4. Kaum FOMO yang Langganan Gym tapi Cuma Dianggurin

Ini nih yang paling sering terjadi. Banyak sekali orang yang mendadak kena sindrom FOMO (Fear of Missing Out) pas melihat tren orang-orang work-out di media sosial. Langsung deh mendaftar membership gym setahun atau membeli paket yoga class yang harganya jutaan. Namun, pas sudah bayar? Alasan sibuk kerja atau capek membuat tempat gym itu cuma didatangi dua kali sebulan. Kan sayang sekali duitnya.

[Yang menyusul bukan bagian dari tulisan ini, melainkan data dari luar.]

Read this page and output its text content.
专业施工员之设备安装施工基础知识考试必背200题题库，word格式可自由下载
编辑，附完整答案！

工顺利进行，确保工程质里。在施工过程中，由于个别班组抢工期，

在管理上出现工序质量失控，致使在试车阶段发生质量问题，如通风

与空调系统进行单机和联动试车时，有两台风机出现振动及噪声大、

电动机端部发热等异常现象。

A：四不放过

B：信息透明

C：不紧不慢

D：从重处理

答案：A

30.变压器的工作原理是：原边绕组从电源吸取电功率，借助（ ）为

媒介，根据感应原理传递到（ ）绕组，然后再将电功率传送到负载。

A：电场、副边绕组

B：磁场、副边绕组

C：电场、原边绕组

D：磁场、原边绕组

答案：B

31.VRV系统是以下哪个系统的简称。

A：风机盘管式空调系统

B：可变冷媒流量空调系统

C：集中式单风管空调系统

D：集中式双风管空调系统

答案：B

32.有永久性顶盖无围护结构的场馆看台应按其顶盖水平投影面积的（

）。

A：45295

Kalau kamu memang sudah terlanjur membeli langganan sebulan, kamu harus komitmen datang! Paksa dirimu. Namun, kalau kamu tahu dirimu tipikal yang sibuk dan susah konsisten, mending tidak usah gaya-gayaan mendaftar gym premium.
Kalau mau olahraga, pilih yang gratis saja. Kamu bisa lari atau jogging pas weekend di lapangan dekat rumah, atau tinggal buka YouTube lalu yoga sendiri di kamar. Sehat itu tidak harus mahal, yang mahal itu gengsinya.
5. Dilema Belanja Mingguan dan Kebiasaan "Menyetok" Barang

Nah, ini jebakan psikologis yang jarang disadari. Sering tidak kamu lagi ke supermarket, lalu melihat detergen lagi dipajang, langsung kamu beli? Padahal, kamu tahu stok detergen di rumah sebetulnya masih ada. Alasanmu: "Ah, mumpung lagi di sini, sekalian stok saja biar tidak kehabisan."
Kebiasaan ini dipicu oleh rasa cemas (scarcity mindset). Padahal, minimarket tidak bakal bangkrut atau kehabisan stok detergen selamanya. Kalau kamu menimbun barang menggunakan uang belanja bulan ini, cash flow kamu bakal terganggu dan kamu bakal merasa miskin seketika karena uangmu berubah menjadi tumpukan sabun di lemari.
Menyetok itu boleh, tetapi batasi maksimal 2 barang saja untuk kebutuhan yang benar-benar bakalan habis dan esensial. Contohnya: sabun mandi, odol, dan detergen. Jangan beli stok baru kalau di rumah masih ada sisa untuk dua minggu ke depan. Ingat, biarkan uangmu tetap berbentuk cash di tabungan, jangan buru-buru diubah menjadi barang yang belum tentu kamu pakai dalam waktu dekat.
Langkah Awal Menghentikan Kebocoran
Inti dari semua ini adalah kesadaran. Finansial yang sehat itu bukan cuma soal seberapa besar gaji yang kita terima tiap bulan, tetapi seberapa pintar kita menahan diri dari pengeluaran-pengeluaran kecil yang tidak kasat mata.
Mulai bulan ini, yuk coba catat setiap pengeluaran kita, sekecil apa pun itu—bahkan sampai uang parkir dua ribu rupiah sekalipun. Pisahkan mana dana untuk bertahan hidup harian, dan mana dana yang memang boleh kita pakai untuk jajan.
Jangan sampai kita kerja keras bagai kuda dari Senin sampai Jumat, tetapi pas hari Sabtu gajinya sudah numpang lewat doang gara-gara ojol dan kopi susu. Yuk, lebih bijak sama dompet sendiri!